Long-term Mortgage Portfolio
Net loss before taxes from our long-term mortgage portfolio was $(3.9) million for the first quarter of 2013 compared to a net loss of $(6.4) million in the first quarter of 2012 primarily due to the change in the estimated fair value of the portfolio. The estimated fair value of the net trust assets continues to decline in 2013 primarily as a result of the expected and ongoing decline in securitized mortgage collateral due to principal collections and liquidation of defaulted loans.
In the first quarter of 2013, the Company reported a consolidated net loss of $(738) thousand or $(0.08) per diluted share, as compared to a net loss of $(4.8) million in the first quarter of 2012 or $(0.61) diluted per share, primarily due to a $2.5 million improvement in the long-term mortgage portfolio and a tax benefit of $1.1 million due to the Company’s increase in its AmeriHome ownership to 80% which allows the Company to include AmeriHome on its consolidated tax return and to reduce income taxes as AmeriHome will now be able to utilize IMH’s taxable net operating loss.
Despite earnings from the mortgage lending segment staying relatively flat, when comparing the first quarter of 2013 with the first quarter 2012, we still believe that the continued driver of growth in net earnings from continuing operations for 2013 will be mortgage lending. Total origination volume fell in the first quarter of 2013 as compared to the fourth quarter of 2012; however we continue to increase production substantially on a year over year basis. The decrease in production from the fourth quarter of 2012, combined with increased margin compression and higher personnel costs, limited the mortgage lending segment’s profitability in the first quarter of 2013.
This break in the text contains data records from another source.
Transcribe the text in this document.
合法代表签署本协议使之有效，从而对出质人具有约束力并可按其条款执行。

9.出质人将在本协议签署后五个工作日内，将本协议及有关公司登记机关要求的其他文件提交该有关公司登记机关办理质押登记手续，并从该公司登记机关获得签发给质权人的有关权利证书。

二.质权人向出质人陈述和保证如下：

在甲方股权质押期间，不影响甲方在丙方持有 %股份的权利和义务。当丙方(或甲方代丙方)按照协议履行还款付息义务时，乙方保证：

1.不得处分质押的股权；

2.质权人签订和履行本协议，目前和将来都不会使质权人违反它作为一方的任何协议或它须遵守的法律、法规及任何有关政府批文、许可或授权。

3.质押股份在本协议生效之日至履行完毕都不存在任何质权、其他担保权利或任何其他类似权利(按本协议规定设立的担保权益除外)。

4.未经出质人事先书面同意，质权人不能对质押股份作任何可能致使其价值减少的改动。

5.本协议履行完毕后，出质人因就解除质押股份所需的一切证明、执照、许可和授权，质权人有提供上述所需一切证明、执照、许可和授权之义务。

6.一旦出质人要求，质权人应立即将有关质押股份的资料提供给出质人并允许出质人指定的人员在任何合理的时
Mr. Joseph Tomkinson, Chairman and CEO of Impac Mortgage Holdings, Inc., commented, “Even though the first quarter saw margin compression and reduced origination volumes from the end of last year, our second quarter is shaping up nicely with April recording our largest amount of loan locks since 2010, and a total pipeline in excess of $800 million. As of April 30, 2013, our jumbo product had a pipeline of $25 million with a continued roll out of the program in wholesale and correspondent expected during the second quarter. Further, we believe raising capital at such favorable rates and terms earlier this week shows a tremendous vote of confidence in the Company. The additional capital allows us much greater flexibility in the overall execution of our business plan.”
The Company will hold a conference call tomorrow morning, May 9, 2013, at 9 a.m. Pacific Time (12:00 p.m. Eastern Time), to discuss the Company’s financial results and business outlook and to answer investor questions,. After the Company’s prepared remarks, management will host a live Q&A session, to answer questions submitted via email. Please email your questions to email@example.com. Investors may participate in the conference call by dialing (866) 573-1930, conference ID number 21657481, or access the web cast via our web site at http://ir.impaccompanies.com. To participate in the conference call, dial in 15 minutes prior to the scheduled start time. The conference call will be archived on the Company's web site at http://ir.impaccompanies.com.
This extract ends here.